Friday, July 9, 2010

Kontinental Free Agency

There used to be no free agency. Imagine a world where players aren’t in any position to demand 10 million dollars a year, where hour-long ESPN specials are dedicated to actual impactful events.  Then we were blessed with the beautiful rectum that is the free agency season.  This seems to be more painless in the NHL, where they have fewer egos to satisfy and more players who just want to play the game. 

It was a simple concept, really; after a player’s contract expires with his team, other teams are allowed to sign said player to a contract of their own.  A new wrinkle was added when the salary cap was instituted, but the market adjusted.  Now the market must make another adjustment, this time for Russia’s Kontinental Hockey League.

The revamped version of the Russia Superleague, the KHL has really grown in strength and power over the last few years.  It’s presence is felt by the NHL more and more each year, and especially around free agency time.  It is often the rumored destination of many a free agent who is looking for more money or looking to extend their career.  This meant that usually these players weren’t wanted by the NHL.  Last year that changed.

Fresh off a Stanley Cup Final appearance and a Western Conference Championship, Jiri Hudler of the Detroit Red Wings turned down an offer from Ken Holland in favor of a deal in the KHL with the now defunct Dynamo Moscow team (yes, the same team that developed and nurtured our own little Alex Ovechkin).  Both Sergei Fedorov and Viktor Kozlov of the Washington Capitals excepted deals in Russia last summer also.  They were aging and there was no longer a market for them at the price they wanted, similar to the situation that brought Jaromir Jagr to Avangard Omsk (KHL).

KHL teams have more money at their disposal to sign players.  Not only are the owners extremely wealthy and willing to spend, but the league has no hard salary cap.  There is a cap, but if a team goes over that cap, they just have to pay a luxury tax and are allowed to keep the salary.  This presents more lucrative opportunities for NHL free agents, however there is a catch.  KHL teams are not allowed to have more than 5 non-Russian players under contract, and they are not allowed to dress more than 4 in any given game.  They want to keep it a Russian league with mostly Russian talent. 

The KHL option can oftentimes show the difference between those who are just playing for the money, and those who want to play for the Stanley Cup and be considered the best.  It is viewed as the difference between players who sell out and those who play for the dream, with Evgeny Nabokov being the latest to take the bait.  He recently signed a contract at 6 million dollars for four years with SKA St.
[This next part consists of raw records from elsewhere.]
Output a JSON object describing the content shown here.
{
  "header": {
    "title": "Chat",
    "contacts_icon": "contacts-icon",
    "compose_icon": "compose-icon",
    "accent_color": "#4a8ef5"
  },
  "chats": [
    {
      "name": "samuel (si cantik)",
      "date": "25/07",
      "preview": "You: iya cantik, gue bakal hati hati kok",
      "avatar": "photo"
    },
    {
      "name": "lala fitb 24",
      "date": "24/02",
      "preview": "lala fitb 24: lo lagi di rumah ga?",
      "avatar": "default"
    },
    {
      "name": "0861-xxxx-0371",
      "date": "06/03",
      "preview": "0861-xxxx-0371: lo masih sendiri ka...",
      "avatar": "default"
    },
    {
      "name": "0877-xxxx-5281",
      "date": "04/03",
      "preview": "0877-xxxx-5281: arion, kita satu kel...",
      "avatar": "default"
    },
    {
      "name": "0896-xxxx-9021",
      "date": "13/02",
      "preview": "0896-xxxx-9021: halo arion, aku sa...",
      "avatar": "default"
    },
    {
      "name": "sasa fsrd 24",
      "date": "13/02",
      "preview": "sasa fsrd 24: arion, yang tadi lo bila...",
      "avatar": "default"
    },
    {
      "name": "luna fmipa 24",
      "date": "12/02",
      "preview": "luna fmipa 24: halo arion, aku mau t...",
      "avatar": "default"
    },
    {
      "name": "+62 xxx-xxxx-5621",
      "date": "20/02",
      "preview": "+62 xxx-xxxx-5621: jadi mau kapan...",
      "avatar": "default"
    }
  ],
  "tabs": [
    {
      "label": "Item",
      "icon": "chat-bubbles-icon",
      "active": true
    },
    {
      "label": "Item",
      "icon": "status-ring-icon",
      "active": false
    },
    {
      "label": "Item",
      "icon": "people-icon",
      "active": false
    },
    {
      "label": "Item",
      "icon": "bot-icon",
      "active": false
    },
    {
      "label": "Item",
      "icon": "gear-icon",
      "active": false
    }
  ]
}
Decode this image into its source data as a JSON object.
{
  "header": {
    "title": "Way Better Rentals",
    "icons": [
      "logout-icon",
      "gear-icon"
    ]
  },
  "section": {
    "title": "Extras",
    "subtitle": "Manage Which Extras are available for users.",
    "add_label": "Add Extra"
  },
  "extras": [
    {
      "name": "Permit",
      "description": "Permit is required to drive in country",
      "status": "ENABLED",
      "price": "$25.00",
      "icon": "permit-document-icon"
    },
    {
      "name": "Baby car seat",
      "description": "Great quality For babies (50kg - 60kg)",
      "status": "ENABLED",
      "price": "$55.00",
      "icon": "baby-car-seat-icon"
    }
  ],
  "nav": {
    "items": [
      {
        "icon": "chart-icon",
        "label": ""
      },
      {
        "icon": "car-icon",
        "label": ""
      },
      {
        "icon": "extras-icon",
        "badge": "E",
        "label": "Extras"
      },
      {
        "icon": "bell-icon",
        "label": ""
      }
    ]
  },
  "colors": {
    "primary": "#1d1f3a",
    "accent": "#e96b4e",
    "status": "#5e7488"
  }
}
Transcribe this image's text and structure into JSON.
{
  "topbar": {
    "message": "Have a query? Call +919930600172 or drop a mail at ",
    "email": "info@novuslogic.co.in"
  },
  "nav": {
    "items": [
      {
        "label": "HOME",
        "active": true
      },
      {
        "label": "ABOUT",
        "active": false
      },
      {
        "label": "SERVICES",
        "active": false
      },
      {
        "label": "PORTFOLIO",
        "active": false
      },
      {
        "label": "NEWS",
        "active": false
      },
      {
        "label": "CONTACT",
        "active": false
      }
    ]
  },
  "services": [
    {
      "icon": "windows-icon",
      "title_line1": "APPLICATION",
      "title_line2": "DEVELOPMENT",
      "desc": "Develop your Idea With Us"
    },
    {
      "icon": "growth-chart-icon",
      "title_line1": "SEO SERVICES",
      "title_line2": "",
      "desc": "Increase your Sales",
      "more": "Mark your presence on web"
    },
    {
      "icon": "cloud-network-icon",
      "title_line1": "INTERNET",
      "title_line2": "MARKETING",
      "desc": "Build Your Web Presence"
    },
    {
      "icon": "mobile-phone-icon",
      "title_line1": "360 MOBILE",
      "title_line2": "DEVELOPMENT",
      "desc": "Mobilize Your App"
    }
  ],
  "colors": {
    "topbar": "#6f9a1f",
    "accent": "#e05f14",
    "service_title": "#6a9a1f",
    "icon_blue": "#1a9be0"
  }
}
Petersburg.  SKA has also been a rumored destination for elite scorer Ilya Kovalchuk for the same reason: no NHL team seems to want to pay him the kind of money he is demanding.  Kovalchuk was using the possibility of leaving for the KHL as a bargaining chip while trying to negotiate contracts with NHL teams.

Free agency is probably where the KHL has had the biggest impact, but their influence on the Entry Draft is growing every year.  This year, several prominent Russian prospects, including Evgeny Kuznestov, dropped in the draft because there is a fear that these young players will not sign with the NHL, but instead bolt for Russia.  Kuznetsov was ranked as the 3rd European skater in the  Central Scouting final rankings.  He was the 5th European drafted, the 2nd Russian, and fell to the Capitals at the 26th overall pick.  It is possible he would have fallen even further, but the Capitals do not have the same concerns about drafting and signing Russians as other teams do.  Having the force of Ovechkin on their team helps ease their minds.
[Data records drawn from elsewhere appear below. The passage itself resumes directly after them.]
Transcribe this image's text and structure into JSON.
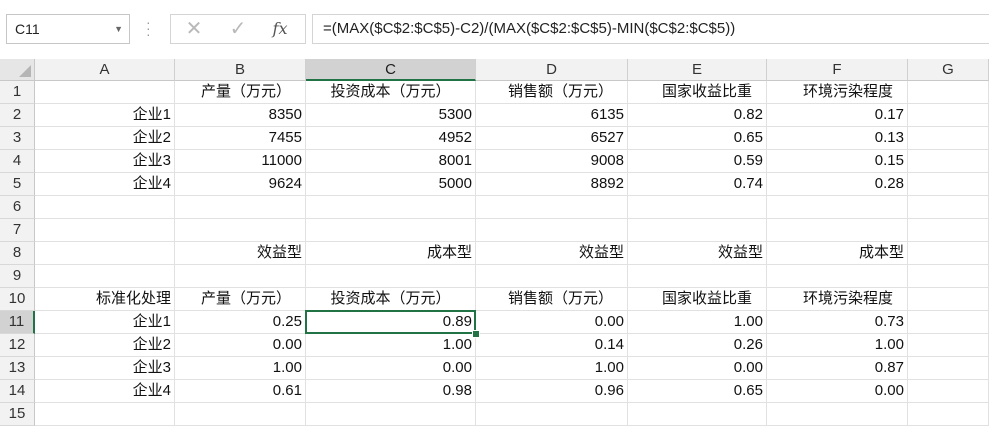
{
  "formula_bar": {
    "name_box": "C11",
    "formula": "=(MAX($C$2:$C$5)-C2)/(MAX($C$2:$C$5)-MIN($C$2:$C$5))"
  },
  "columns": [
    "A",
    "B",
    "C",
    "D",
    "E",
    "F",
    "G"
  ],
  "rows": [
    "1",
    "2",
    "3",
    "4",
    "5",
    "6",
    "7",
    "8",
    "9",
    "10",
    "11",
    "12",
    "13",
    "14",
    "15"
  ],
  "cells": {
    "r1": [
      "",
      "产量（万元）",
      "投资成本（万元）",
      "销售额（万元）",
      "国家收益比重",
      "环境污染程度",
      ""
    ],
    "r2": [
      "企业1",
      "8350",
      "5300",
      "6135",
      "0.82",
      "0.17",
      ""
    ],
    "r3": [
      "企业2",
      "7455",
      "4952",
      "6527",
      "0.65",
      "0.13",
      ""
    ],
    "r4": [
      "企业3",
      "11000",
      "8001",
      "9008",
      "0.59",
      "0.15",
      ""
    ],
    "r5": [
      "企业4",
      "9624",
      "5000",
      "8892",
      "0.74",
      "0.28",
      ""
    ],
    "r6": [
      "",
      "",
      "",
      "",
      "",
      "",
      ""
    ],
    "r7": [
      "",
      "",
      "",
      "",
      "",
      "",
      ""
    ],
    "r8": [
      "",
      "效益型",
      "成本型",
      "效益型",
      "效益型",
      "成本型",
      ""
    ],
    "r9": [
      "",
      "",
      "",
      "",
      "",
      "",
      ""
    ],
    "r10": [
      "标准化处理",
      "产量（万元）",
      "投资成本（万元）",
      "销售额（万元）",
      "国家收益比重",
      "环境污染程度",
      ""
    ],
    "r11": [
      "企业1",
      "0.25",
      "0.89",
      "0.00",
      "1.00",
      "0.73",
      ""
    ],
    "r12": [
      "企业2",
      "0.00",
      "1.00",
      "0.14",
      "0.26",
      "1.00",
      ""
    ],
    "r13": [
      "企业3",
      "1.00",
      "0.00",
      "1.00",
      "0.00",
      "0.87",
      ""
    ],
    "r14": [
      "企业4",
      "0.61",
      "0.98",
      "0.96",
      "0.65",
      "0.00",
      ""
    ],
    "r15": [
      "",
      "",
      "",
      "",
      "",
      "",
      ""
    ]
  },
  "selected_cell": "C11",
  "accent_color": "#217346"
}
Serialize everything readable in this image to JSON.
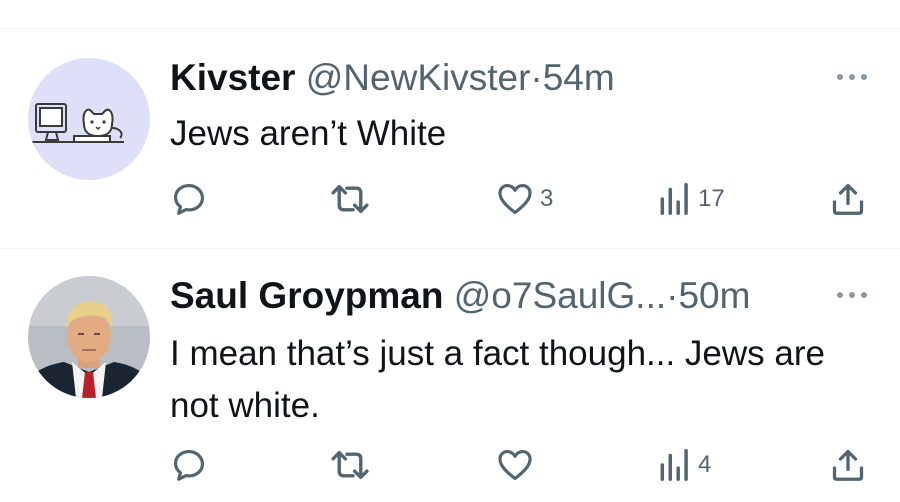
{
  "tweets": [
    {
      "display_name": "Kivster",
      "handle": "@NewKivster",
      "separator": "·",
      "time": "54m",
      "text": "Jews aren’t White",
      "avatar_icon": "cat-at-computer-avatar",
      "actions": {
        "reply_count": "",
        "retweet_count": "",
        "like_count": "3",
        "views_count": "17"
      }
    },
    {
      "display_name": "Saul Groypman",
      "handle": "@o7SaulG...",
      "separator": "·",
      "time": "50m",
      "text": "I mean that’s just a fact though... Jews are not white.",
      "avatar_icon": "portrait-photo-avatar",
      "actions": {
        "reply_count": "",
        "retweet_count": "",
        "like_count": "",
        "views_count": "4"
      }
    }
  ],
  "colors": {
    "text": "#0f1419",
    "secondary": "#536471",
    "divider": "#eff3f4",
    "avatar_bg": "#dde0f6"
  }
}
These are worries spurred from incidents like Nikita Filatov in Columbus.  He and coach Ken Hitchcock had a difference of opinion and style, and he was not getting satisfactory playing time.  Filatov felt it was hurting his development, and left eh Blue Jackets mid-season for the KHL where he would get more ice time.  Filatov did this the right way by requesting permission from the organization to leave, and they agreed it would be the best course for his development.  He plans to return to North America for the 2010-2011 season.

It can also make negotiations more difficult.  It expands the options and therefore prices, and KHL clubs have much deeper pockets than NHL clubs.  The possibility of hopping the pond often drives up the contract of the player, and that is a whole set of headaches most franchise’s would rather do without.  It serves as a disadvantage to both the player and the organization as it is a growing risk among Russian prospects.
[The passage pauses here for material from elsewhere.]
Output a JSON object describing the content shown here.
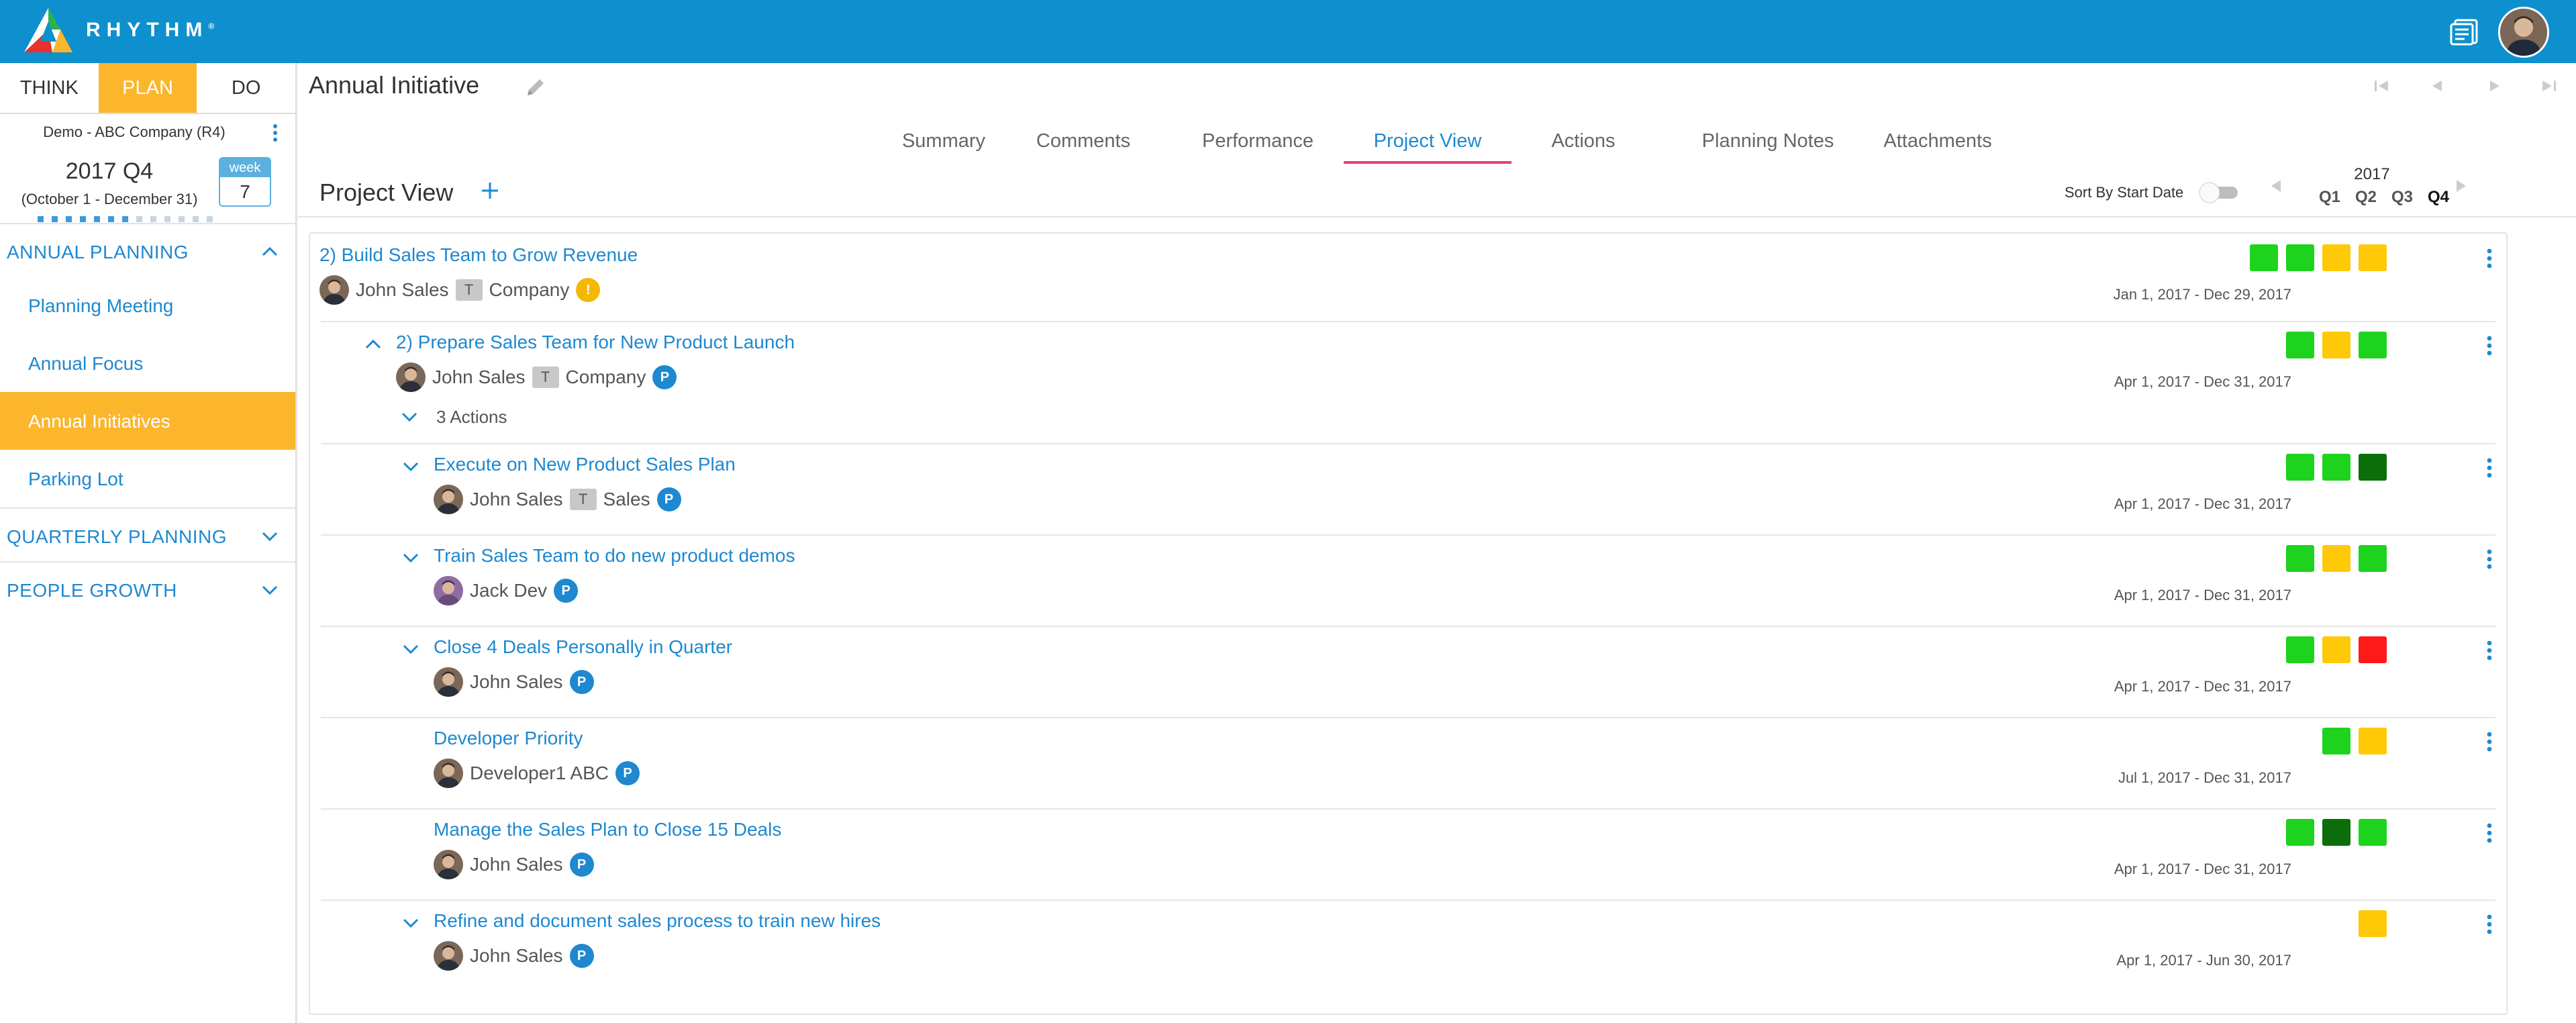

As long as the money is coming in, the KHL will remain a force for the NHL.  It will continue to affect the way things are done.  Many KHL teams have an “NHL out clause” in their contracts for their young players in case they want to come to North America before their contract is up.  The relationship between the world’s two biggest leagues continues to be murky as players leave contracts on both sides of the ocean to play on another continent, but the impact is clear.  This is the new way of life for the NHL.